In contrast with her recent first novel (The L-Shaped Room), whose sordid content occasioned both dubious reviews and a movie version, here this young British author refurbishes a proverbial plot--the love trials of a simple, decorous secretary and her intellectual writer-boss--with other familiar story fragments--quests for masculine independence, Jewish identity, and literary aplomb. Martha Fletcher recounts her growing fascination and eventual love for Aaron Franks, an embryonic--and tortured--literary genius who is dominated by his maiden sister--the wealthy, waspish villain of the piece. Unable to salvage his self-esteem as a man or as a writer, under her iron tutelage, Aaron takes his now-beloved, Christian helpmate to Israel and a kibbutz called Bet Hatikvah (House of Hope).
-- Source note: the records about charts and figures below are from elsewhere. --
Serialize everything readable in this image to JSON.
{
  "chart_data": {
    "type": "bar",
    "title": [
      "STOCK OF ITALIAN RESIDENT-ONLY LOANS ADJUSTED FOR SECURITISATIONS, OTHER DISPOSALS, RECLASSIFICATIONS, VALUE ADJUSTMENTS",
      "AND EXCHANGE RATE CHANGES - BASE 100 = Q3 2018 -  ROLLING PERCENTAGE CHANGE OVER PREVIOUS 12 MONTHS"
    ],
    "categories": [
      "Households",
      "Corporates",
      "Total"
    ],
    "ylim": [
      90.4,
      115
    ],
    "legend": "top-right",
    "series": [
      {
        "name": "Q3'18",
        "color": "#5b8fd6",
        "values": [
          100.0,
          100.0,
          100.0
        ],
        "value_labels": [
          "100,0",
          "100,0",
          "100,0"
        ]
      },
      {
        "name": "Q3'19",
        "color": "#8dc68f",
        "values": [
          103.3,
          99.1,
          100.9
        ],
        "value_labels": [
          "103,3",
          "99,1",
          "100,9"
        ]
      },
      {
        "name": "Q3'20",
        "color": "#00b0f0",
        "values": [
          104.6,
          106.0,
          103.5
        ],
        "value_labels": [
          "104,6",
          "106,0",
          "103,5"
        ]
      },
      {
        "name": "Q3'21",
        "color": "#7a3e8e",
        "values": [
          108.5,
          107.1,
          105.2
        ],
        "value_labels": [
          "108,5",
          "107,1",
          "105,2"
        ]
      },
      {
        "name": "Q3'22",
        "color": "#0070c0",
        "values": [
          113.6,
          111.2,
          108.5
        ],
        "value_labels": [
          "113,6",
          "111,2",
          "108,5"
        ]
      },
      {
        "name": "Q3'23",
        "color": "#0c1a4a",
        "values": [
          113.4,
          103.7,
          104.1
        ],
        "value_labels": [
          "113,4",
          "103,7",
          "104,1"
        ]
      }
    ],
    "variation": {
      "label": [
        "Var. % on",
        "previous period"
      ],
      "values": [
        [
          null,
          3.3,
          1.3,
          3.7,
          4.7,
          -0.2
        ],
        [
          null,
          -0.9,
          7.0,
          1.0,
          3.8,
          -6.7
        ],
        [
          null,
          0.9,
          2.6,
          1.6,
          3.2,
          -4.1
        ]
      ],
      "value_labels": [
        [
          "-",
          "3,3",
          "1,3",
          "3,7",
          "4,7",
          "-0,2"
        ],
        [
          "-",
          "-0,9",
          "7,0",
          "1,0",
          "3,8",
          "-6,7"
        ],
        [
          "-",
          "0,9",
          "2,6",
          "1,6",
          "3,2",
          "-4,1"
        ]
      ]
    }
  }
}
Aaron then narrates (from a suspiciously Martha-like viewpoint) their stark, laborious communal existence, dwelling upon his inability and her facility for accommodating to it. After six months they retreat to the city, but Martha returns to the kibbutz to have their child, leaving Aaron alone for a time with renewed determination to face an as yet unresolved, unwritten future. Martha's diary like account of London artists in truer, and more interesting, writing; the Israel jaunt, less so. In enlightened, feminine fiction.